Although epidural anaesthesia and analgesia have numerous benefits, their effects on postoperative survival are unclear. We therefore undertook a population-based cohort study to determine whether perioperative epidural anaesthesia or analgesia is associated with improved 30-day survival.

METHODS

We used population-based linked administrative databases to do a retrospective cohort study of 259 037 patients, aged 40 years or older, who underwent selected elective intermediate-to-high risk non-cardiac surgical procedures between April 1, 1994, and March 31, 2004, in Ontario, Canada. Propensity-score methods were used to construct a matched-pairs cohort that reduced important baseline differences between patients who received epidural anaesthesia or analgesia as opposed to those that did not. We then determined the association of epidural anaesthesia with 30-day mortality within these matched-pairs.

FINDINGS

Of the 259 037 patients, 56 556 (22%) received epidural anaesthesia. Within the matched-pairs cohort (n=88 188), epidural anaesthesia was associated with a small reduction in 30-day mortality (1.7%vs 2.0%; relative risk 0.89, 95% CI 0.81-0.98, p=0.02).

INTERPRETATION

Epidural anaesthesia and analgesia were associated with a small improvement in 30-day survival, but this effect should be interpreted cautiously.
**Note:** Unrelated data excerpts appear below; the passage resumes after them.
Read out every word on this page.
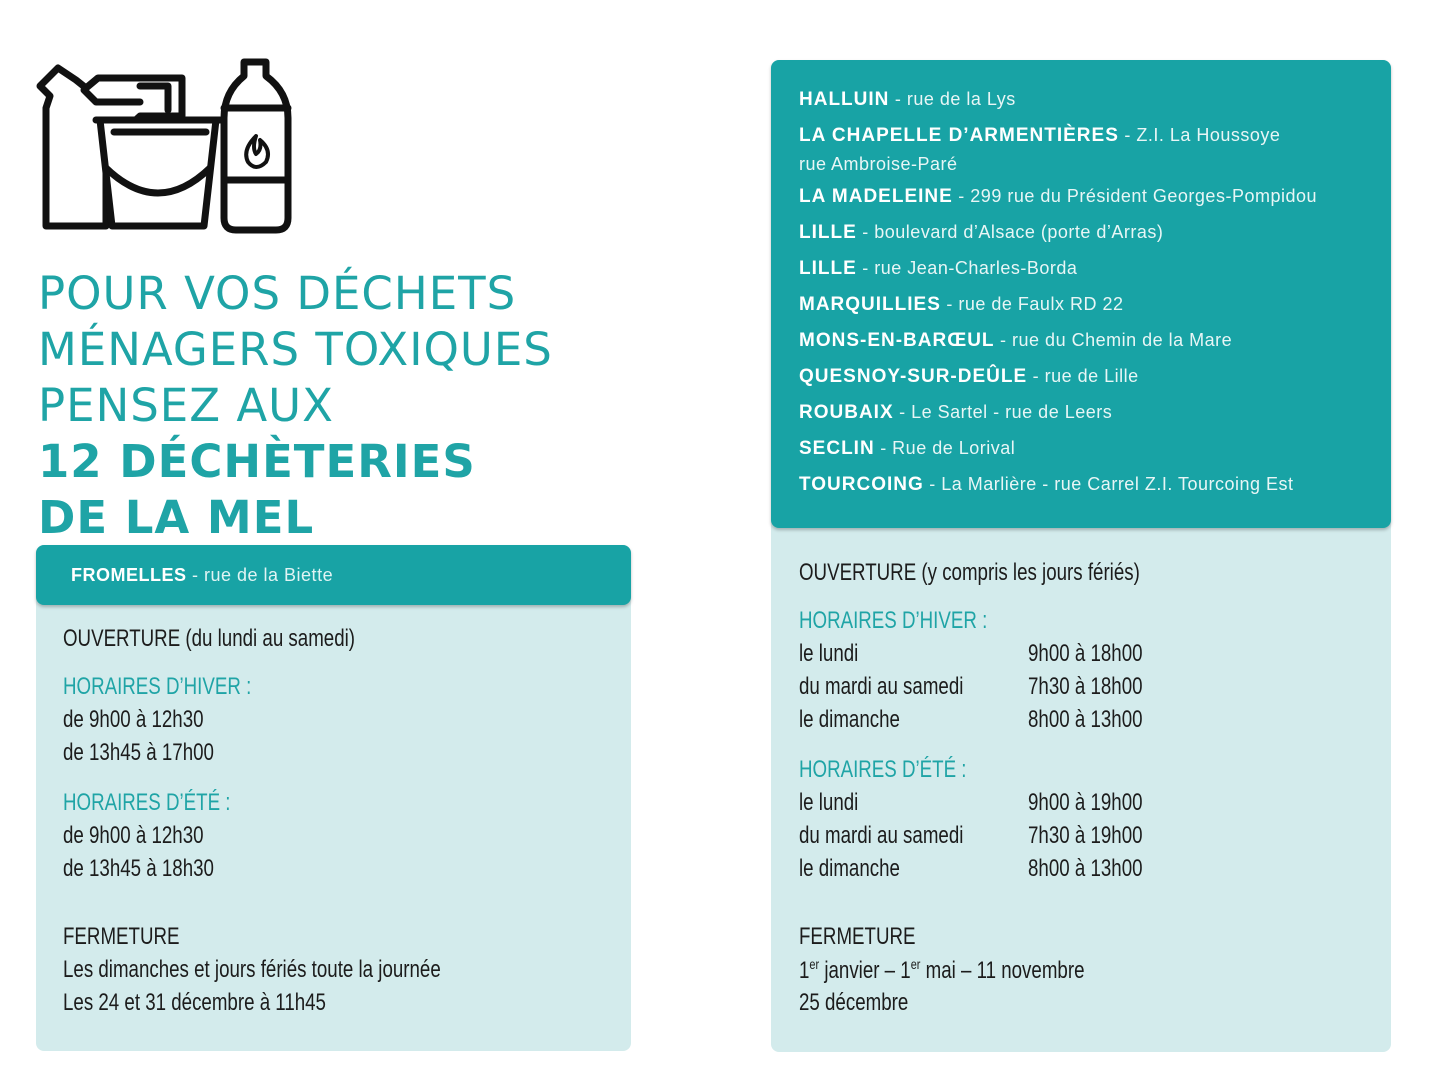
POUR VOS DÉCHETS
MÉNAGERS TOXIQUES
PENSEZ AUX
12 DÉCHÈTERIES
DE LA MEL
OUVERTURE (du lundi au samedi)
HORAIRES D’HIVER :
de 9h00 à 12h30
de 13h45 à 17h00
HORAIRES D’ÉTÉ :
de 9h00 à 12h30
de 13h45 à 18h30
FERMETURE
Les dimanches et jours fériés toute la journée
Les 24 et 31 décembre à 11h45
FROMELLES - rue de la Biette	OUVERTURE (y compris les jours fériés)
HORAIRES D’HIVER :
le lundi	9h00 à 18h00
du mardi au samedi	7h30 à 18h00
le dimanche	8h00 à 13h00
HORAIRES D’ÉTÉ :
le lundi	9h00 à 19h00
du mardi au samedi	7h30 à 19h00
le dimanche	8h00 à 13h00
FERMETURE
1er janvier – 1er mai – 11 novembre
25 décembre
HALLUIN - rue de la Lys
LA CHAPELLE D’ARMENTIÈRES - Z.I. La Houssoye
rue Ambroise-Paré
LA MADELEINE - 299 rue du Président Georges-Pompidou
LILLE - boulevard d’Alsace (porte d’Arras)
LILLE - rue Jean-Charles-Borda
MARQUILLIES - rue de Faulx RD 22
MONS-EN-BARŒUL - rue du Chemin de la Mare
QUESNOY-SUR-DEÛLE - rue de Lille
ROUBAIX - Le Sartel - rue de Leers
SECLIN - Rue de Lorival
TOURCOING - La Marlière - rue Carrel Z.I. Tourcoing Est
The estimate had borderline significance, despite a large sample size. Its absolute magnitude was also small, corresponding to a number needed to treat of 477. Our study, therefore, does not provide compelling evidence that epidural anaesthesia improves postoperative survival. Nonetheless, our results support the safety of perioperative epidural anaesthesia when used for indications other than improving survival (eg, improving postoperative pain relief, preventing postoperative pulmonary complications).

摘要

背景

尽管硬膜外麻醉和镇痛有诸多益处,但其对术后生存率的影响尚不清楚。因此,我们开展了一项基于人群的队列研究,以确定围手术期硬膜外麻醉或镇痛是否与30天生存率的提高相关。

方法

我们使用基于人群的关联行政数据库,对1994年4月1日至2004年3月31日在加拿大安大略省接受选定的择期中高风险非心脏外科手术的259037名40岁及以上患者进行了一项回顾性队列研究。倾向评分方法用于构建一个配对队列,以减少接受硬膜外麻醉或镇痛的患者与未接受者之间重要的基线差异。然后,我们在这些配对中确定硬膜外麻醉与30天死亡率之间的关联。

结果

在259037名患者中,56556名(22%)接受了硬膜外麻醉。在配对队列(n=88188)中,硬膜外麻醉与30天死亡率的小幅降低相关(1.7%对2.0%;相对风险0.89,95%CI 0.81-0.98,p=0.02)。

解读

硬膜外麻醉和镇痛与30天生存率的小幅提高相关,但对此效应应谨慎解读。尽管样本量很大,但该估计值具有临界显著性。其绝对幅度也很小,对应于477的需治疗人数。因此,我们的研究并未提供令人信服的证据表明硬膜外麻醉可提高术后生存率。尽管如此,我们的结果支持围手术期硬膜外麻醉用于提高生存率以外的其他适应证(如改善术后疼痛缓解、预防术后肺部并发症)时的安全性。